From Against All Heresies (ca. 189)
If death, when it takes hold of a person, drives life out of him and shows him to be dead, how much more does life, when it takes hold of someone, drive out death, and restore him as a living person to God? For if death brings mortality, why should the coming of life not revive him?
As the prophet Isaiah writes, “death, having prevailed, swallowed them up, and God has again taken away every tear from every face” (Isa. 25:8). Thus the former life is expelled, since it was not given through the Spirit but rather through breath. For the breath of life which made man a living being (Gen. 2:7) is one thing and the life-giving Spirit which made him a spiritual being (1 Cor. 15:45-46) is another. Isaiah therefore declares, “Thus says God, the Lord who created heaven and established it, who bolstered the earth and the things that are in it, and who gave breath to the people upon it and spirit to those who walk on it” (42:5).

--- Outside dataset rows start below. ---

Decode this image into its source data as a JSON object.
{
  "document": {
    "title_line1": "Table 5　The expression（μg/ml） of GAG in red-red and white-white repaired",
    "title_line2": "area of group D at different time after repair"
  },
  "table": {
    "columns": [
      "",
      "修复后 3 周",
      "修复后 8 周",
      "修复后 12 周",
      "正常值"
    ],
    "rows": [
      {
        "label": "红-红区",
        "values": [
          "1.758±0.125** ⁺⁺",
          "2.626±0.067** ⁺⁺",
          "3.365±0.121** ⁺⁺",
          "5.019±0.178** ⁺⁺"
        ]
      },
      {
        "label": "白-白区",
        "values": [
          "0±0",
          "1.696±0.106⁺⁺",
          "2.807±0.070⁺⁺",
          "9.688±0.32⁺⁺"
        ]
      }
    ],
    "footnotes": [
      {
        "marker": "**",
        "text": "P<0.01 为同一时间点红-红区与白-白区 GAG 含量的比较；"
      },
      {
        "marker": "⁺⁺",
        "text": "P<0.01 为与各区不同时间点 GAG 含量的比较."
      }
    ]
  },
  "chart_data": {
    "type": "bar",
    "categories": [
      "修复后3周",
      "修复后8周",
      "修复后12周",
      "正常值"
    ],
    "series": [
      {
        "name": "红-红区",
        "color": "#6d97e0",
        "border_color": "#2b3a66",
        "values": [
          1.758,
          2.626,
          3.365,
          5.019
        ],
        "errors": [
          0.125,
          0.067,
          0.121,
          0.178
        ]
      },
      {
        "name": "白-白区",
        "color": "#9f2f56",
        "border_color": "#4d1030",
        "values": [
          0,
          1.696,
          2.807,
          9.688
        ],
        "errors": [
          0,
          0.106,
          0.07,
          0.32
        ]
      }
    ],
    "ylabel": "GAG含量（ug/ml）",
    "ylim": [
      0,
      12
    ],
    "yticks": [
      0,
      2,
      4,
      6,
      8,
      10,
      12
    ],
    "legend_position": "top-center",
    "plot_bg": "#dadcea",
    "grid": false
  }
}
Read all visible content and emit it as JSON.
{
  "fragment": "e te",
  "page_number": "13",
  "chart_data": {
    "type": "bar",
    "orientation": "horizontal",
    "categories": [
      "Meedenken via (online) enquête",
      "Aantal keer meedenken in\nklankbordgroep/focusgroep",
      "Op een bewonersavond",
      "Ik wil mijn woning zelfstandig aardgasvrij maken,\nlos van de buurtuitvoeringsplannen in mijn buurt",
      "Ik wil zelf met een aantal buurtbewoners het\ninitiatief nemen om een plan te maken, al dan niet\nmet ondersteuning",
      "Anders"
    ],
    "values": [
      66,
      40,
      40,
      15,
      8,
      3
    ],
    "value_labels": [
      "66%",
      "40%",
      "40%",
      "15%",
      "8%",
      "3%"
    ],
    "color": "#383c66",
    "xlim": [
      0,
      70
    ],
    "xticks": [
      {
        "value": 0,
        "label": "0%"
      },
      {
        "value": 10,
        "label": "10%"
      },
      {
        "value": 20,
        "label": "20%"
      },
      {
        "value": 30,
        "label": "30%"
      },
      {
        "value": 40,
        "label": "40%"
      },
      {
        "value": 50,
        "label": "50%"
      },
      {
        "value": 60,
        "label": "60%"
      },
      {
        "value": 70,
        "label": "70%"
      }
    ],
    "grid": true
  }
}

This means that breath that is given to all people in common, while the Spirit is given specifically to those who trample down earthly things.” Isaiah himself distinguished the things mentioned already, saying, “For a spirit shall go forth from me, and I have made every breath” (57:16). He counts the Spirit unique to God, that Spirit which in the last times he poured out on the human race through their adoption as sons. At the same time he shows that breath is common to all creation… breath is temporal; the Spirit is eternal… Spirit pervades a person inside and ouy, since it always continues and never leaves him.
St. Irenaeus (ca.130 – ca. 202) was a Greek theologian and missionary, who served as Bishop of Lyons. His Against All Heresies, which is primarily concerned with refuting the Gnostic heresy, was the first major surviving work of theology written after the New Testament. His feast is on June 28.